Design As a Reflective Conversation with the Situation In the chapter 3, he uses protocol study as a method of investigation to articulate reflection in action, from a case in architecture profession. He chooses architecture because it as an established field of design, that he had the opportunity to observe and study.
At the beginning of the chapter, he briefly overviews the design field. It is still valid.
Design is expending to all sorts of fields, hence he recognises the risk of ignoring the profession specific knowledge, goals, context and media that exist in these fields. But he also says it might bring the opportunity to discover, a generic design process underlying these processes. He mentions various perspectives and notions exist in Architecture, which underlie their actions.
He also notices that it might be confusing especially for students. Then he introduces his case as an example that he believes represents a generic design process shared by various design professions. He explains that in the design process there are various variables, possible moves, norms and interrelations.
In a good design process this conversation with the situation is reflective. In his example, he observed 20 min session of a design critiquing between architecture student, Petra and tutor Quist. He starts by introducing studio environment, how students work and design there.
In the session, first Petra describes her design process and the problems she encountered within that. He evaluated her sketches in term of norms drawn from several domains, from scale and verbal strength. Later in the analysis part, he identifies the elements of design language, which is predominantly a spatial action language.
He also summarises in a table the terms, words that are used in the protocol.
Despite this language seem informal, the terms connote a lot of professional knowledge. In the particular example, Petra has taken the land contours seriously-privatised and accept the norm that building shape and land contours must fit one another.Donald Schon provides a framework that not only addresses these cognitive and organizational barriers, but distinctly illuminates the practice of reflectivity as well.
Models for reflective practice, based on Schon's (, ) principles, describe processes that translate theory to action for educators. Schon Reflection Theory. contribution of reflective practice for clinical nursing.
Reflection has been defined as a way for individuals to “capture their experience, think about it, mull it over and evaluate” (Boud et al 19) Argyris and Schon () suggest that practitioners often practice at less than effective levels because they follow routine.
Donald Schon (Schön): learning, reflection and change. Donald Schon made a remarkable contribution to our understanding of the theory and practice of learning. His innovative thinking around notions such as ‘the learning society’, ‘double-loop learning’ and ‘reflection-in .

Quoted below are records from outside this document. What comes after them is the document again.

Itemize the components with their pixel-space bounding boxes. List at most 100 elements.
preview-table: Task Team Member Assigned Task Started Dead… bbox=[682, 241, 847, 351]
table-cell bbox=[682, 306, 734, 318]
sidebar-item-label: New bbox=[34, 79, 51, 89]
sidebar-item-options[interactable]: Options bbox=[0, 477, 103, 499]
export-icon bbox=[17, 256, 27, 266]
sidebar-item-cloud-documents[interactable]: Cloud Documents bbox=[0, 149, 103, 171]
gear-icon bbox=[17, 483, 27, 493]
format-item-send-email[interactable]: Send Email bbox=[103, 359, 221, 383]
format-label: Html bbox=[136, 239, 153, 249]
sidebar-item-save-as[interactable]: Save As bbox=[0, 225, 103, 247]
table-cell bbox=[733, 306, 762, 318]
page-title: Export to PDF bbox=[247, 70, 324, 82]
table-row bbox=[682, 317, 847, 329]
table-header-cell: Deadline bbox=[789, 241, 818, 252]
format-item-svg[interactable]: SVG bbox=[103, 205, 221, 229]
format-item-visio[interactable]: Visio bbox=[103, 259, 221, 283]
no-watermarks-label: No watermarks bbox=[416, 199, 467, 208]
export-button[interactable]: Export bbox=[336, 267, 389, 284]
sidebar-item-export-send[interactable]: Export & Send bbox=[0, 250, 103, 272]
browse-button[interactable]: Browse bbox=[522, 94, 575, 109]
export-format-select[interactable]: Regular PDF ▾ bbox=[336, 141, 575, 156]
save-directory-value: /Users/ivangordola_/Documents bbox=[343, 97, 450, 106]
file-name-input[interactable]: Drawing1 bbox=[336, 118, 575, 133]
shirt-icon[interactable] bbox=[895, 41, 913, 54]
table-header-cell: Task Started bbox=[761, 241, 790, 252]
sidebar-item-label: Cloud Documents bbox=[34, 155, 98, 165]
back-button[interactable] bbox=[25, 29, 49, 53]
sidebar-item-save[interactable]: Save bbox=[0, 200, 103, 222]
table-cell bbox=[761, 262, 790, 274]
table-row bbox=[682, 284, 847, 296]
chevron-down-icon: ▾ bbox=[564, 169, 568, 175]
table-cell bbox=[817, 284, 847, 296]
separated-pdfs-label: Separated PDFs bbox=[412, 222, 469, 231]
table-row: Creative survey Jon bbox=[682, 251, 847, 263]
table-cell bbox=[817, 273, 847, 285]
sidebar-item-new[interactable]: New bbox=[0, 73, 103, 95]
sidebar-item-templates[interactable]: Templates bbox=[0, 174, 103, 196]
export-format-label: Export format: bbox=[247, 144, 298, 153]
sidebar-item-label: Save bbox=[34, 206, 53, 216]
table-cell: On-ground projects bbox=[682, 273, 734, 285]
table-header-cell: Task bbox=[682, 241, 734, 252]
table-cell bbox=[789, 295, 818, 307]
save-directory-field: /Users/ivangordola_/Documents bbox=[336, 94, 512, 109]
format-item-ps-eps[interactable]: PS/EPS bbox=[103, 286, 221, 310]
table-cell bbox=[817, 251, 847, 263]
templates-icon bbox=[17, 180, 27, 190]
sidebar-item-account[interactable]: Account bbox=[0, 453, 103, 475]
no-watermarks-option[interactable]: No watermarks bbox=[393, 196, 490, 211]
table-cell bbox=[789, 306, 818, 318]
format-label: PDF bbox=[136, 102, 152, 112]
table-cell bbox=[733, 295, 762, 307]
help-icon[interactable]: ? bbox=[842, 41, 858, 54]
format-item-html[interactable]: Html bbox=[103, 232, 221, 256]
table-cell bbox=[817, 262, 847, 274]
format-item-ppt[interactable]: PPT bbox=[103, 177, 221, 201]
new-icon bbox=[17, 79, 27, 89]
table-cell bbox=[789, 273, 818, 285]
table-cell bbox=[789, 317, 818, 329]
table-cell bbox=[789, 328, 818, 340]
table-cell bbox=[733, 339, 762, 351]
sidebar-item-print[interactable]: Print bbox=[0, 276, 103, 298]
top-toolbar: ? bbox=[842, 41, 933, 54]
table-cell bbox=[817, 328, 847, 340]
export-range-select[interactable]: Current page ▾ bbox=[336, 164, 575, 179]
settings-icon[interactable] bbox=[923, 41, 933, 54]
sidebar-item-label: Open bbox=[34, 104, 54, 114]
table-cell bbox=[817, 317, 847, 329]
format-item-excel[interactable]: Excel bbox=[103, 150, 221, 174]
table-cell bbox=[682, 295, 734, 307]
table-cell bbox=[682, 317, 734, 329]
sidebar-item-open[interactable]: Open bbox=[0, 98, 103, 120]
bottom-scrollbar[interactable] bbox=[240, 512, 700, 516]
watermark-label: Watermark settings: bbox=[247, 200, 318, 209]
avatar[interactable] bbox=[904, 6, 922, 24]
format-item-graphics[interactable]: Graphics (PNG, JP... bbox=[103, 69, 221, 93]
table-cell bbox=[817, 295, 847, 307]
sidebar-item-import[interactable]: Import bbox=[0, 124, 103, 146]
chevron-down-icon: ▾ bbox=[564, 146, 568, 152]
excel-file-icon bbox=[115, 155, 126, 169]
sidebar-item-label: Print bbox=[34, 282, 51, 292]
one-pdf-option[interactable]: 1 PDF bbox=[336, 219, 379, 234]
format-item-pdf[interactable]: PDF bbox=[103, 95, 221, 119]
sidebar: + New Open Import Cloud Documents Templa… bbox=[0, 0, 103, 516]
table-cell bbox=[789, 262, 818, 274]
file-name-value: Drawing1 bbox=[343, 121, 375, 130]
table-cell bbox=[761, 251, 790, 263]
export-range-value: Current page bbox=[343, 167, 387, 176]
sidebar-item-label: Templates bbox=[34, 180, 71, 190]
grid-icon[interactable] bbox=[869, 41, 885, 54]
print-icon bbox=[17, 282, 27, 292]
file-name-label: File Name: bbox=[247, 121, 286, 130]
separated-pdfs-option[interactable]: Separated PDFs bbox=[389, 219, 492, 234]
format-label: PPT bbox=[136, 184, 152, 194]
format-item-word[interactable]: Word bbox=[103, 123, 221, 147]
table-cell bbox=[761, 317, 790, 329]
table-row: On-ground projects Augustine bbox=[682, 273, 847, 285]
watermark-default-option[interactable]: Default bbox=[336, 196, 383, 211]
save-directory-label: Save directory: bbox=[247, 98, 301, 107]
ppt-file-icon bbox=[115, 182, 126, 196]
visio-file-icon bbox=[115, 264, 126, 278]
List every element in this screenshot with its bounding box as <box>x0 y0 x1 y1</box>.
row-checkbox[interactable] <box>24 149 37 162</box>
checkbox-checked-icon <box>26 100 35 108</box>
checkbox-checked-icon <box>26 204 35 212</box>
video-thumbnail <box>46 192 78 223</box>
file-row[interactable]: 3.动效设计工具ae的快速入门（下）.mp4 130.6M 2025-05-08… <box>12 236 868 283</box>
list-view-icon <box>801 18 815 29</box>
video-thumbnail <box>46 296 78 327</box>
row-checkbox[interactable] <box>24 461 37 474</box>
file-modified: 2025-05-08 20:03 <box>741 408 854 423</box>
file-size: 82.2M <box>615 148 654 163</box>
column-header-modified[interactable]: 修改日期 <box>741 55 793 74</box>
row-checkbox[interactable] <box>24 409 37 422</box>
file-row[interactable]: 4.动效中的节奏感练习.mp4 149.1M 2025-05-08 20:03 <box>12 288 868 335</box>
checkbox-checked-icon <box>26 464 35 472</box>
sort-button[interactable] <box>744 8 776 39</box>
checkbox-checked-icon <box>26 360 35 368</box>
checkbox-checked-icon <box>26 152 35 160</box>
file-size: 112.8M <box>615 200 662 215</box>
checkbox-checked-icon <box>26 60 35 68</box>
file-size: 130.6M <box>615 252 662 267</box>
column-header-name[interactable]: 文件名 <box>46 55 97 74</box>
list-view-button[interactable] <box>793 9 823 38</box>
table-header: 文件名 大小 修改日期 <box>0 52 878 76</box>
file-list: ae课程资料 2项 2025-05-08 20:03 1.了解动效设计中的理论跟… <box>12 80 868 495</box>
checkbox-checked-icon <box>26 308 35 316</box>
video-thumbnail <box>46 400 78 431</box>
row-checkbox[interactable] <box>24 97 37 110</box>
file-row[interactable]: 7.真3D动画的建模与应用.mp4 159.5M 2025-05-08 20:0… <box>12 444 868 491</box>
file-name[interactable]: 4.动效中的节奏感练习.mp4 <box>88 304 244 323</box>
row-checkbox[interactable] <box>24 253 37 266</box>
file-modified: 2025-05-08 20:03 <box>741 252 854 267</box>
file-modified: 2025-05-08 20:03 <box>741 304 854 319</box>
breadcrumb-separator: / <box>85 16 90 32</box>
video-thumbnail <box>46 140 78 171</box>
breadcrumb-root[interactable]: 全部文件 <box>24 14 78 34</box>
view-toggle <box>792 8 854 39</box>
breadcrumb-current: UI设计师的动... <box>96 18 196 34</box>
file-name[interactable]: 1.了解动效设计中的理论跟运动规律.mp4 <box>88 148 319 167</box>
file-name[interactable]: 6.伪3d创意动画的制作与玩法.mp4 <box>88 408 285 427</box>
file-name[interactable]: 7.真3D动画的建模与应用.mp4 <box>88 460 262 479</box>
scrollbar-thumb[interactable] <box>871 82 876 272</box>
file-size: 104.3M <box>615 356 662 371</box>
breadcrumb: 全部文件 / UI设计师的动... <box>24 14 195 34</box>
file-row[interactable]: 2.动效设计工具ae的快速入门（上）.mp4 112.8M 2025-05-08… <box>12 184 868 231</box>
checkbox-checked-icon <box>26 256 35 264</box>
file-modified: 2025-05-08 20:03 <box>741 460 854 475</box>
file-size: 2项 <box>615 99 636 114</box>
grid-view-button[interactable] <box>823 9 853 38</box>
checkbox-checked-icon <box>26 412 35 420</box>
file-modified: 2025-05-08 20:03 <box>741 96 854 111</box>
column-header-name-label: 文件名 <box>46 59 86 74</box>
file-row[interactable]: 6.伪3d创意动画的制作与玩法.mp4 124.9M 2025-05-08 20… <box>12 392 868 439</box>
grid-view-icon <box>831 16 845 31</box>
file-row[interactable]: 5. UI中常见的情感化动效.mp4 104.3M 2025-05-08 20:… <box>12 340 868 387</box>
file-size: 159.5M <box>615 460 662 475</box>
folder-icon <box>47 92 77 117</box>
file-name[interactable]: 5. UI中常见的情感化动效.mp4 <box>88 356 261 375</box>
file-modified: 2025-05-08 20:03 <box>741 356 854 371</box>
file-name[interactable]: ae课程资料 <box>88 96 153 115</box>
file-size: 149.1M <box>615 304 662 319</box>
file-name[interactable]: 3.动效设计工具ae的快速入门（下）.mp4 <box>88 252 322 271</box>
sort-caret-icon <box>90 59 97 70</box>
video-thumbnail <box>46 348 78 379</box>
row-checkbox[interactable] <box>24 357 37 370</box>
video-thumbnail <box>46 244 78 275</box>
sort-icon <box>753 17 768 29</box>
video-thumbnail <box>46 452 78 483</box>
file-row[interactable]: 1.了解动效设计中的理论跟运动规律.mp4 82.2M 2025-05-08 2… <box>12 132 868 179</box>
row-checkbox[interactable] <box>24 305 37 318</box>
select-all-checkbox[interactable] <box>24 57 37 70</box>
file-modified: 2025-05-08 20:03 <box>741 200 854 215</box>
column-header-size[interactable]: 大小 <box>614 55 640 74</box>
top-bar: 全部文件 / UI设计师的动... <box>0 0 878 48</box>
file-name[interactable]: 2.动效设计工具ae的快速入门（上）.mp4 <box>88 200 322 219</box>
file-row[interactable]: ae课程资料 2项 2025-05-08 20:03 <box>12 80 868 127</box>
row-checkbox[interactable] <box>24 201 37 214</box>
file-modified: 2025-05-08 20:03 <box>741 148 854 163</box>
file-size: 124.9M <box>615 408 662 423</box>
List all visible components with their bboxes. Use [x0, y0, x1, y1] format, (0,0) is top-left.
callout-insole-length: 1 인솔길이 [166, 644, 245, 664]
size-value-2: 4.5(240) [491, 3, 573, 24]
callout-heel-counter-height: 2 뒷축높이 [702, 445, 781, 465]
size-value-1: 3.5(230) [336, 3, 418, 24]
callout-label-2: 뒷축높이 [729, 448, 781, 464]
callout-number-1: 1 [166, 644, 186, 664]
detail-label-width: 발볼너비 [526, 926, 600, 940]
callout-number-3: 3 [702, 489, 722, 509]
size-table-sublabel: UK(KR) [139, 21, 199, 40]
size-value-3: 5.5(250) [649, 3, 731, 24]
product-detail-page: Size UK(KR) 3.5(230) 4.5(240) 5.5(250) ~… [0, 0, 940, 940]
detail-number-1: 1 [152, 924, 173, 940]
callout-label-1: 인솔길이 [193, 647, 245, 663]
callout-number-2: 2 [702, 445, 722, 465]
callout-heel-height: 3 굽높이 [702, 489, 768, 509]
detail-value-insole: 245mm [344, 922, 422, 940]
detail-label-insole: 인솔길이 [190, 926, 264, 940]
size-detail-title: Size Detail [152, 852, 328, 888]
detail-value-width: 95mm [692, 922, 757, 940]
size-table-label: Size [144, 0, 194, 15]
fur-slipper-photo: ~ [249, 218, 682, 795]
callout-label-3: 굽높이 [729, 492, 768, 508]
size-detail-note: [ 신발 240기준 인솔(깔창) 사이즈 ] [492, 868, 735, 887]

Reflection models and frameworks. This section begins with a warning: a single model is often applied differently by different academic disciplines or is often adapted so that the steps or stages incorporate different reflective activities.
Reflective practice is the ability to reflect on one's actions so as to engage in a process of continuous learning. According to one definition it involves "paying critical attention to the practical values and theories which inform everyday actions, by examining practice reflectively and reflexively.
Schön's theory is that there are two types of reflection, one during and one after an activity or event. Example of using Schön's model Reflection in action.